The business secretary, Vince Cable, has called on Britain's biggest companies to increase the number of women on their boards this year.
In a letter to the chairmen of the top 350 listed companies, Cable urged them each to appoint an extra female director in 2014 and to let two senior female managers serve as non-executive directors at another company.
The letter, written jointly with Lord Davies, who champions women on boards, also called on chairmen to publish targets for female representation at board and senior management level and to say how they would achieve them.
In 2011, Davies, the former trade minister and boss of Standard Chartered bank, set FTSE 100 companies the goal of increasing female board membership to 25% by 2015, from 12.5% at the time. The next biggest 250 companies were also encouraged to employ more female directors.
Women now make up 20.4% of FTSE 100 directors, meaning a further 51 are needed to meet Davies's target, according to figures from the Professional Boards Forum, which helps find and prepare female directors.
Cable said: "In the past few years we've made great progress in improving boardroom diversity and the momentum has turned. We're now on the home stretch and countries across the world are looking at the voluntary approach we've taken. We need to show them that we can get over the finish line."
The letter from Cable and Davies coincided with the London Stock Exchange appointing two women as non-executive directors.
Sherry Coutu is a former management consultant who invests in startup businesses and is on the finance board of Cambridge University. She will be joined on the LSE board by Joanna Shields, who has been chairwoman of Tech City UK since October 2012.
Their appointments are not included in the Professional Boards Forum figures for the current state of the FTSE 100.
The LSE was one of the few remaining FTSE 100 companies with no female directors and its move will leave the Chilean mining group Antofagasta and the commodities giant Glencore Xstrata as the only top 100 companies with all-male boards.

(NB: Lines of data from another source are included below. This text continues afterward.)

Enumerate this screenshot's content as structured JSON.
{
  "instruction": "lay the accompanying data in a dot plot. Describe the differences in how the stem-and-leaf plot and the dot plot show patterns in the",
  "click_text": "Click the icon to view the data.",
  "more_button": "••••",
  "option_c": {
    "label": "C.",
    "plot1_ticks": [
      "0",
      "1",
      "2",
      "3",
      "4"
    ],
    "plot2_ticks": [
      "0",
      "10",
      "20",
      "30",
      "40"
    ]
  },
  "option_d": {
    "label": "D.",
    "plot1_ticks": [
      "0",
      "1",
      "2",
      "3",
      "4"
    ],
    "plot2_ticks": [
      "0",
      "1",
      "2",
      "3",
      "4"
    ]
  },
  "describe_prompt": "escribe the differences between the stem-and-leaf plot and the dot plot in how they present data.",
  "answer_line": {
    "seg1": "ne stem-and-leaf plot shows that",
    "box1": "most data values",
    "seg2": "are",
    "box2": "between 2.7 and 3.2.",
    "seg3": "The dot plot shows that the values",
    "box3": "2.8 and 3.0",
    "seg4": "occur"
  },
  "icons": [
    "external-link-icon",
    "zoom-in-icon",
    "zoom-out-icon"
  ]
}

Jane Scott, the UK director of the Professional Boards Forum said there was no excuse for a company to have an exclusively male board.
"There is no shortage of candidates and there is no compromise on the experience or skills required," she said.
"Making senior women available as non-executives at other companies isn't rocket science but it's very practical and it increases the pool of women. If every company hired at least one more female director this year they would achieve the target."
Scott's figures show that 36 FTSE 100 companies have 25% or more female directors and that 13 of those have 30% or more.
There is more work to do in the FTSE 250 where only 49 companies have women making up at least 25% of the board and 22 companies with 30% or more female representation.
Because some companies have already gone beyond Davies's target, his overall target could be hit while many companies remain below 25%, Scott pointed out.
The government commissioned Davies's report because it was unhappy about slow progress in getting more women on to boards.
Concern about the makeup of boards was heightened by the financial crisis, which exposed "groupthink" on boards made up of men from similar backgrounds.
Research also suggests that companies with women on their boards perform better and are more responsive to their customers because they have a wider range of views at the top.
Davies rejected proposals to impose quotas on companies, as has been done in countries such as Norway, and instead sought to use persuasion to achieve his report's goals.